Nevermind

Matthew Hoy
By Matthew Hoy on September 28, 2005

The New York Times yesterday published an article assailing John Roberts over a memo that he wrote criticizing the Supreme Court's decision in New York Times v. Sullivan.

There was just one problem with the article -- Roberts didn't write the memo that was the basis of the article, Bruce Fein did.

An article yesterday about Judge John G. Roberts Jr.'s views on libel law attributed a critique of a Supreme Court decision to him erroneously. Mr. Roberts did criticize the decision, New York Times v. Sullivan, in a 1985 memorandum. But a separate unsigned 30-page critique that was among the papers released from his years as a lawyer in the Reagan administration was not his; it was written by Bruce Fein, who was general counsel for the Federal Communications Commission in the Reagan administration. A corrective article appears today, here. (Go to Article)
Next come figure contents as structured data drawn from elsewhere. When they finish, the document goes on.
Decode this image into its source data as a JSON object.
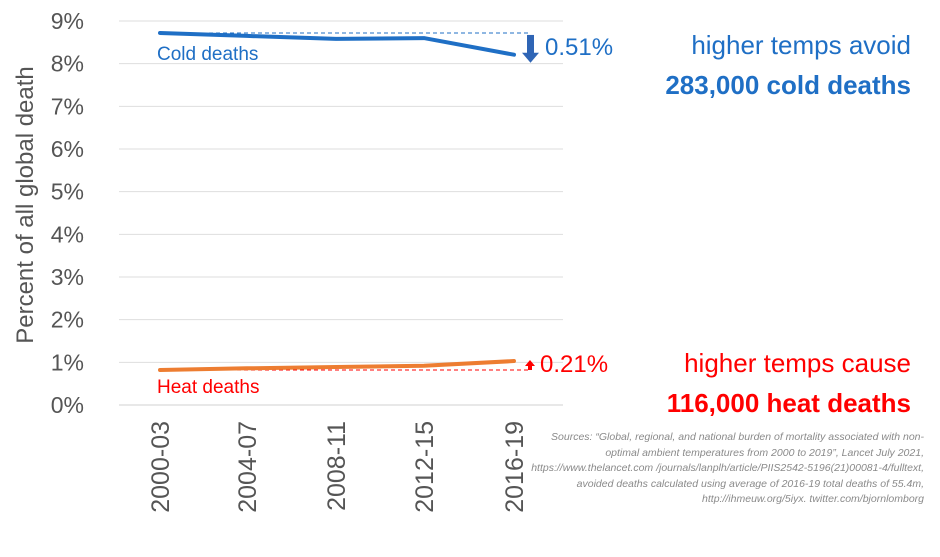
{
  "chart_data": {
    "type": "line",
    "categories": [
      "2000-03",
      "2004-07",
      "2008-11",
      "2012-15",
      "2016-19"
    ],
    "series": [
      {
        "name": "Cold deaths",
        "values": [
          8.72,
          8.65,
          8.58,
          8.6,
          8.21
        ],
        "color": "#1f6fc5"
      },
      {
        "name": "Heat deaths",
        "values": [
          0.82,
          0.86,
          0.89,
          0.92,
          1.03
        ],
        "color": "#ed7d31"
      }
    ],
    "ylim": [
      0,
      9
    ],
    "yticks": [
      "0%",
      "1%",
      "2%",
      "3%",
      "4%",
      "5%",
      "6%",
      "7%",
      "8%",
      "9%"
    ],
    "ylabel": "Percent of all global death",
    "grid": true,
    "annotations": {
      "cold": {
        "change": "0.51%",
        "line1": "higher temps avoid",
        "line2": "283,000 cold deaths",
        "color": "#1f6fc5"
      },
      "heat": {
        "change": "0.21%",
        "line1": "higher temps cause",
        "line2": "116,000 heat deaths",
        "color": "#ff0000"
      }
    },
    "series_label_colors": {
      "cold": "#1f6fc5",
      "heat": "#ff0000"
    }
  },
  "sources": "Sources: “Global, regional, and national burden of mortality associated with non-optimal ambient temperatures from 2000 to 2019”, Lancet July 2021, https://www.thelancet.com /journals/lanplh/article/PIIS2542-5196(21)00081-4/fulltext, avoided deaths calculated using average of 2016-19 total deaths of 55.4m, http://ihmeuw.org/5iyx. twitter.com/bjornlomborg"
}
Unfortunately, the Times' link to the corrective article also points to the erroneous article. You can read that article here.
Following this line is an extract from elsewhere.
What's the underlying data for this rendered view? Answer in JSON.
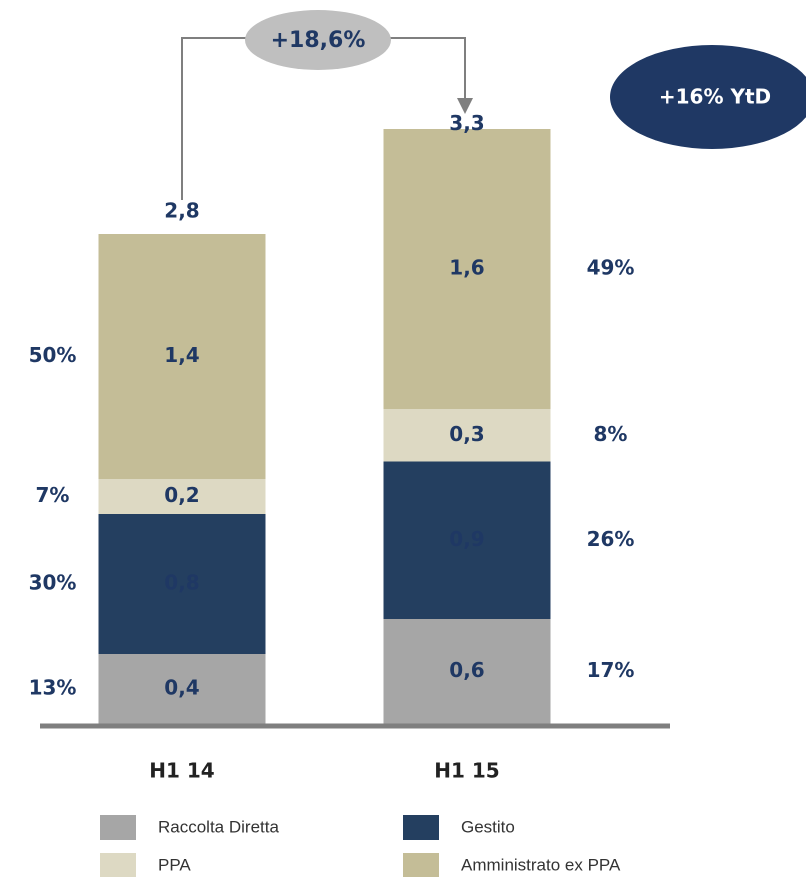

I'd be curious to hear the backstory on this mistake. What made the Times believe the unsigned memo was authored by Roberts. Was this an honest mistake? Most newspapers I'd give the benefit of the doubt, but this seems to be the type of shoddy work I'd imagine that Bill Keller's minions would do, so, according to the Keller standard, it must be the worst explanation I can think of.
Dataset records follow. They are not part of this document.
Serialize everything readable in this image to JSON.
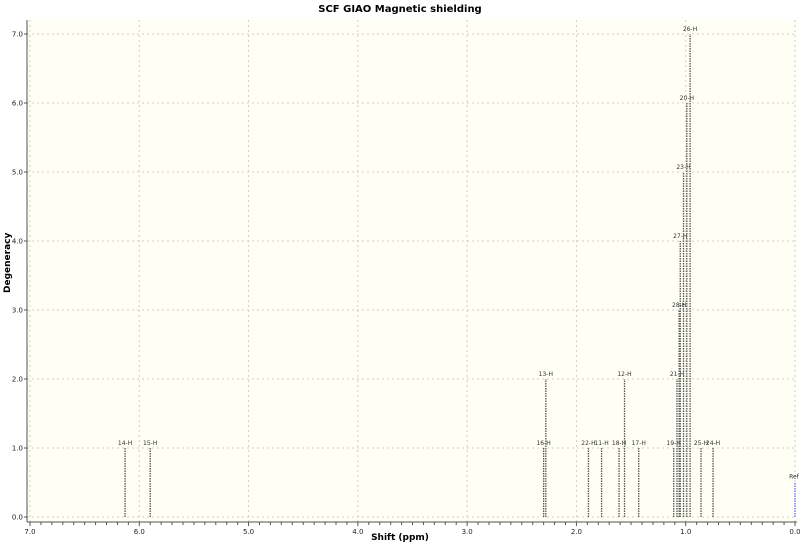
{
  "chart_data": {
    "type": "bar",
    "title": "SCF GIAO Magnetic shielding",
    "xlabel": "Shift (ppm)",
    "ylabel": "Degeneracy",
    "xlim": [
      7.0,
      0.0
    ],
    "ylim": [
      0.0,
      7.0
    ],
    "x_reversed": true,
    "grid": true,
    "xticks": [
      "7.0",
      "6.0",
      "5.0",
      "4.0",
      "3.0",
      "2.0",
      "1.0",
      "0.0"
    ],
    "yticks": [
      "0.0",
      "1.0",
      "2.0",
      "3.0",
      "4.0",
      "5.0",
      "6.0",
      "7.0"
    ],
    "peaks": [
      {
        "label": "14-H",
        "shift": 6.13,
        "degeneracy": 1
      },
      {
        "label": "15-H",
        "shift": 5.9,
        "degeneracy": 1
      },
      {
        "label": "16-H",
        "shift": 2.3,
        "degeneracy": 1
      },
      {
        "label": "13-H",
        "shift": 2.28,
        "degeneracy": 2
      },
      {
        "label": "22-H",
        "shift": 1.89,
        "degeneracy": 1
      },
      {
        "label": "11-H",
        "shift": 1.77,
        "degeneracy": 1
      },
      {
        "label": "18-H",
        "shift": 1.61,
        "degeneracy": 1
      },
      {
        "label": "12-H",
        "shift": 1.56,
        "degeneracy": 2
      },
      {
        "label": "17-H",
        "shift": 1.43,
        "degeneracy": 1
      },
      {
        "label": "19-H",
        "shift": 1.11,
        "degeneracy": 1
      },
      {
        "label": "21-H",
        "shift": 1.08,
        "degeneracy": 2
      },
      {
        "label": "28-H",
        "shift": 1.06,
        "degeneracy": 3
      },
      {
        "label": "27-H",
        "shift": 1.05,
        "degeneracy": 4
      },
      {
        "label": "23-H",
        "shift": 1.02,
        "degeneracy": 5
      },
      {
        "label": "20-H",
        "shift": 0.99,
        "degeneracy": 6
      },
      {
        "label": "26-H",
        "shift": 0.96,
        "degeneracy": 7
      },
      {
        "label": "25-H",
        "shift": 0.86,
        "degeneracy": 1
      },
      {
        "label": "24-H",
        "shift": 0.75,
        "degeneracy": 1
      }
    ],
    "reference": {
      "label": "Ref",
      "shift": 0.0,
      "degeneracy": 0.5
    },
    "colors": {
      "background": "#fffff5",
      "peak": "#555555",
      "reference": "#6a6aff",
      "grid": "#d0d0c0"
    }
  }
}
*UPDATE* A letter posted at Romenesko's Media blog poses the same question.

9/28/2005 3:14:09 PM

From JOHN WALTER: Missing from the astonishing New York Times correction on their Roberts libel memo story is any hint of WHO mistakenly identified the memo's author. One is sent scrambling back to yesterday's text, only to find that the original story quotes no source on this; it just states his authorship as fact. Does that mean Adam Liptak reached a false conclusion himself, finding the document among other papers; if so, isn't it the Times correction formula to say "Due to a reporter's error"? Or, instead, was Liptak misled by Someone Who Had an Agenda -- and the Times just 'fessed up to this yet?

I don't expect that we're going to find out the answer to this question.